From the earliest days of organizing a representative family vote after the ratification of the Fifteenth Amendment, to marching in favor of the Nineteenth Amendment, to organizing for the Voting Rights Act of 1965, to their current iteration as one of the largest and most reliable voting blocs, Black women have a long legacy of laboring to broaden the franchise and marshaling marginalized communities to understand their rights and access the vote. They have done so since before Black women were even able to access the voting booth and continue to fight fiercely for voter protection and access to full political representation.

After the Nineteenth Amendment was ratified in 1920, the work of Black women voting rights activists was not done. Rather, groups such as the National Council of Negro Women (NCNW) continued the work of trailblazing Black suffragists, such as Mary Church Terrell, Ida B. Wells-Barnett, and Nannie Helen Burroughs in the previous generation. These women founded socially aware, civic organizations such as the National Association of Colored Women’s Clubs (NACW). Founded in 1896, the NACW placed a deep emphasis on racial uplift to provide for their own communities through education, childcare, labor reform, and anti-lynching campaigns.

Later, in 1935, during the depths of the Great Depression in 1935, educator and activist (and past president of the NACW herself), Mary McLeod Bethune would go on to establish the NCNW. Unlike her predecessors, Bethune and her cohorts would place a greater emphasis on political power, along with lobbying for fair access to the ballot. Women had the right to vote, but Black people were still kept from voting booths across the nation. Bethune heeded the call of previous generations of Black suffragists, fundraised to cover the costs of poll taxes, and helped to educate scores of would-be African American voters at what would eventually become Bethune-Cookman College in Daytona Beach, Florida, so they could pass mercurial literacy tests to vote. Through her shrewd political organizing, Bethune became a member of what was known as “The Black Cabinet” in the Franklin Delano Roosevelt administration and campaigned tirelessly on his behalf, becoming a trusted friend and collaborator of First Lady Eleanor Roosevelt.  

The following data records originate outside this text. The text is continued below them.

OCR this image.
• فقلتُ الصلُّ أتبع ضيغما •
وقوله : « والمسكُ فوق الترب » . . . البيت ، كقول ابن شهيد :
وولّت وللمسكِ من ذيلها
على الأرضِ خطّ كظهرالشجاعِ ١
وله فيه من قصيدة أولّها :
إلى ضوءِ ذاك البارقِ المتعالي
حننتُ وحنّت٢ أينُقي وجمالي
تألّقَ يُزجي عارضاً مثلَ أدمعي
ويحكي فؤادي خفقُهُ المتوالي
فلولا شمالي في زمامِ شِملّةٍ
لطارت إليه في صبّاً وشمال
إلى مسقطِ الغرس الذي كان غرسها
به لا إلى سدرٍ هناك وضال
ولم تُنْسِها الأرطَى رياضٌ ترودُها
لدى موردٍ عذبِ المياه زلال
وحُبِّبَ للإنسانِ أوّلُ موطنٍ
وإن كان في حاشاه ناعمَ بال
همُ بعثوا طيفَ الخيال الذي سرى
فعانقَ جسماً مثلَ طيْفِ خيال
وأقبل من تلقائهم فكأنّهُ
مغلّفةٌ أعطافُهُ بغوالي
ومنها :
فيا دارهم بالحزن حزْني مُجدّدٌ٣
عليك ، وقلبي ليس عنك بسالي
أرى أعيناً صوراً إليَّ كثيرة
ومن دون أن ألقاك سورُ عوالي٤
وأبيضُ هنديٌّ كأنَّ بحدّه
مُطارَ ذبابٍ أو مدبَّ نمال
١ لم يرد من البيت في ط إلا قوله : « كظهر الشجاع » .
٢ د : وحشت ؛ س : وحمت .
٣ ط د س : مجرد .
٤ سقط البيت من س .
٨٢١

Later, as the Civil Rights Movement of the 1950s and 1960s gained steam, the NCNW remained at the forefront of pushing for Black voting rights, and sometimes quite literally. As Black women were often pushed to the margins of mainstream civil rights organizations and kept out of leadership positions in favor of their male counterparts, Dorothy Height, Council president at the time, famously pushed herself into the foreground on the dais of the 1963 March on Washington for Jobs and Freedom for posterity. Under Height’s leadership, the NCNW continued their relentless pursuit of equal rights. In 1964, the Council established their group, Wednesdays in Mississippi (WIMS), wherein they sent interracial teams of Black and White women to the state to learn of the on-the-ground concerns of Black women across Mississippi, from Jackson to the rural towns in the Delta. Along with establishing a pig bank and volunteering at Head Start projects, the NCNW, under the auspices of WIMS, threw their formidable support behind the Mississippi Freedom Democratic Party. 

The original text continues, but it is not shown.